In an earlier statement to SFGATE, Gilmore said, “The campus is supporting those impacted in accordance with its long-standing procedures for visa revocations. We are providing them with resources to navigate the process and are encouraging them to seek legal counsel for guidance.”

Chen’s case is one of many surfacing across California campuses. UC Merced confirmed four cases to SFGATE, while Stanford University confirmed eight. UC Santa Barbara acknowledged revocations but did not provide specific figures, and UC San Diego declined to confirm any numbers. And as of April 15, a spokesperson for the California State University system confirmed that 70 CSU students have been affected by visa revocations since the start of the year.

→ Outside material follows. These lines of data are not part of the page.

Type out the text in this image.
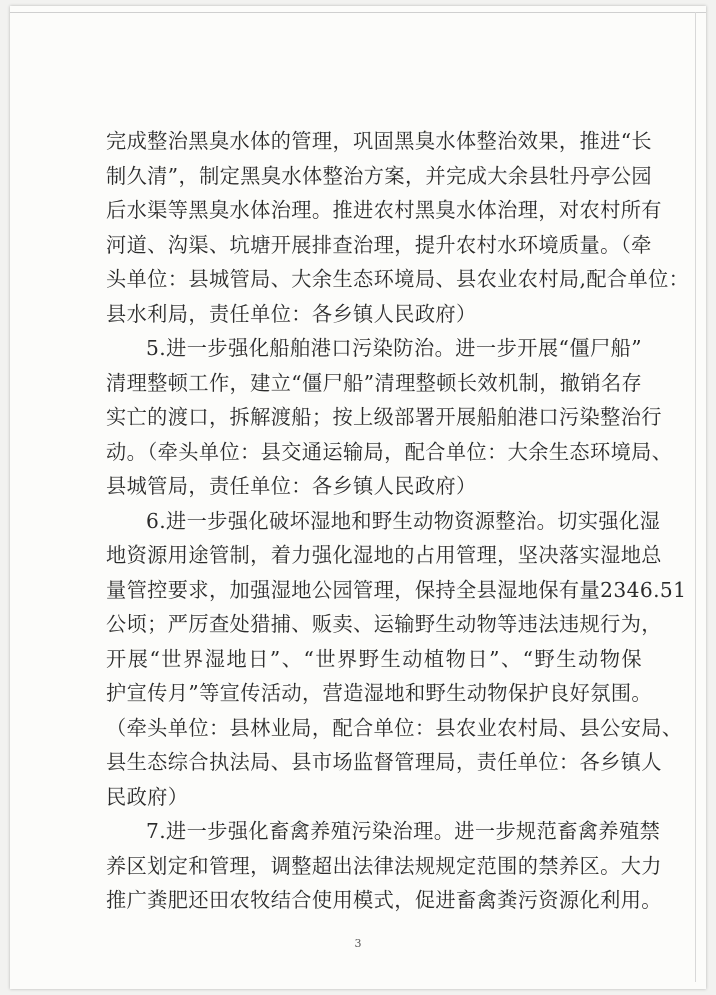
完成整治黑臭水体的管理，巩固黑臭水体整治效果，推进“长
制久清”，制定黑臭水体整治方案，并完成大余县牡丹亭公园
后水渠等黑臭水体治理。推进农村黑臭水体治理，对农村所有
河道、沟渠、坑塘开展排查治理，提升农村水环境质量。（牵
头单位：县城管局、大余生态环境局、县农业农村局,配合单位：
县水利局，责任单位：各乡镇人民政府）
5.进一步强化船舶港口污染防治。进一步开展“僵尸船”
清理整顿工作，建立“僵尸船”清理整顿长效机制，撤销名存
实亡的渡口，拆解渡船；按上级部署开展船舶港口污染整治行
动。（牵头单位：县交通运输局，配合单位：大余生态环境局、
县城管局，责任单位：各乡镇人民政府）
6.进一步强化破坏湿地和野生动物资源整治。切实强化湿
地资源用途管制，着力强化湿地的占用管理，坚决落实湿地总
量管控要求，加强湿地公园管理，保持全县湿地保有量2346.51
公顷；严厉查处猎捕、贩卖、运输野生动物等违法违规行为，
开展“世界湿地日”、“世界野生动植物日”、“野生动物保
护宣传月”等宣传活动，营造湿地和野生动物保护良好氛围。
（牵头单位：县林业局，配合单位：县农业农村局、县公安局、
县生态综合执法局、县市场监督管理局，责任单位：各乡镇人
民政府）
7.进一步强化畜禽养殖污染治理。进一步规范畜禽养殖禁
养区划定和管理，调整超出法律法规规定范围的禁养区。大力
推广粪肥还田农牧结合使用模式，促进畜禽粪污资源化利用。
3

Many of the affected students, the complaint says, were not aware their status had changed until hearing from their universities. “The scope and speed of this operation have created widespread panic among students, many of whom remain in the United States unaware that their legal status has been silently stripped from them,” it reads.

Chen’s co-plaintiffs include Mengcheng Yu, a Carnegie Mellon graduate student whose SEVIS record was terminated despite “no criminal record, not even an arrest”; Jiarong Ouyang, a Ph.D. candidate at the University of Cincinnati whose prior charges were dismissed; and Gexi Guo, a Columbia graduate whose 2024 arrest was legally expunged before his visa was revoked without notice. They allege the effort has disproportionately targeted students of Chinese nationality and was carried out without any individual review or legal justification.

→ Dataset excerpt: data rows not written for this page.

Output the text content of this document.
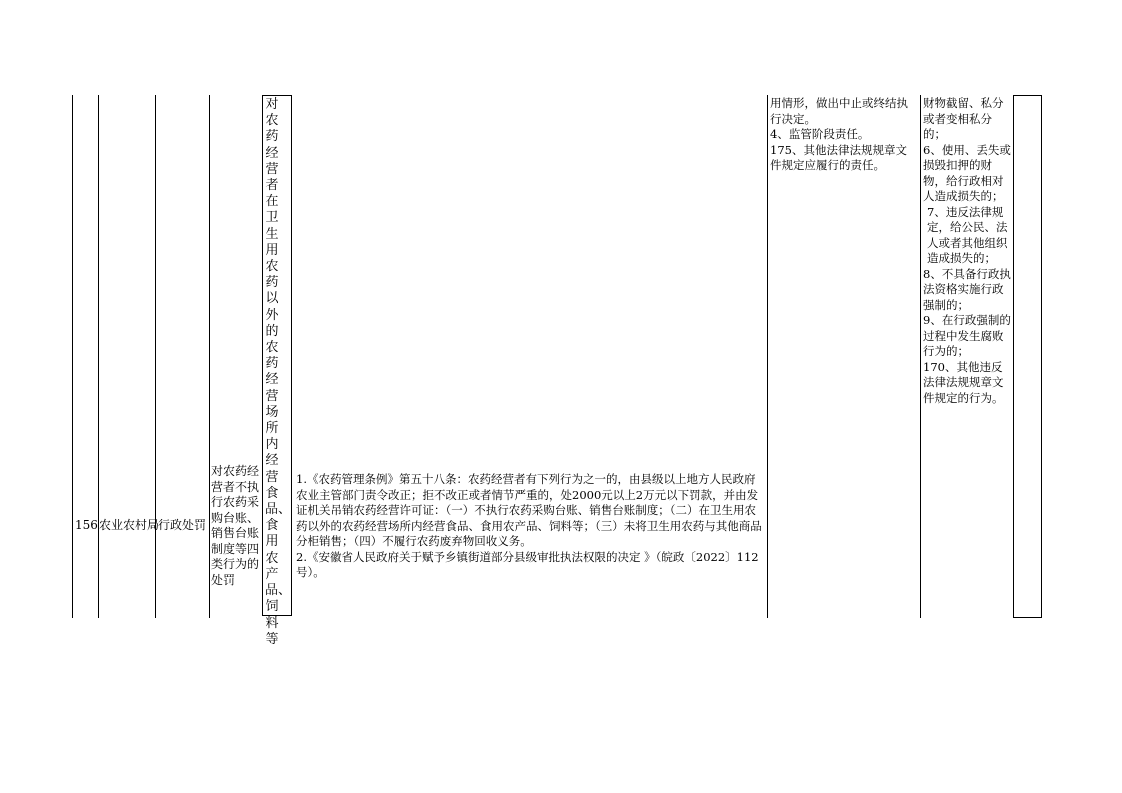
156 农业农村局
行政处罚
对农药经营者不执行农药采购台账、销售台账制度等四类行为的处罚
对农药经营者在卫生用农药以外的农药经营场所内经营食品、食用农产品、饲料等
1.《农药管理条例》第五十八条：农药经营者有下列行为之一的，由县级以上地方人民政府农业主管部门责令改正；拒不改正或者情节严重的，处2000元以上2万元以下罚款，并由发证机关吊销农药经营许可证：（一）不执行农药采购台账、销售台账制度；（二）在卫生用农药以外的农药经营场所内经营食品、食用农产品、饲料等；（三）未将卫生用农药与其他商品分柜销售；（四）不履行农药废弃物回收义务。
2.《安徽省人民政府关于赋予乡镇街道部分县级审批执法权限的决定 》（皖政〔2022〕112号）。
用情形，做出中止或终结执行决定。
4、监管阶段责任。
175、其他法律法规规章文件规定应履行的责任。
财物截留、私分或者变相私分的；
6、使用、丢失或损毁扣押的财物，给行政相对人造成损失的；
7、违反法律规定，给公民、法人或者其他组织造成损失的；
8、不具备行政执法资格实施行政强制的；
9、在行政强制的过程中发生腐败行为的；
170、其他违反法律法规规章文件规定的行为。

Although it’s unclear whether the SEVIS terminations of the plaintiffs are part of a coordinated federal strategy or a series of isolated decisions, they align with a nationwide increase in student visa revocations.

At a March 27 news conference, Secretary of State Marco Rubio said the government had revoked more than 300 student visas this year as part of an effort to remove individuals suspected of engaging in activity deemed hostile to U.S. interests.

“Every time I find one of these lunatics, I take away their visa,” Rubio said. “Might be more than 300 at this point. Might be more. We do it every day.”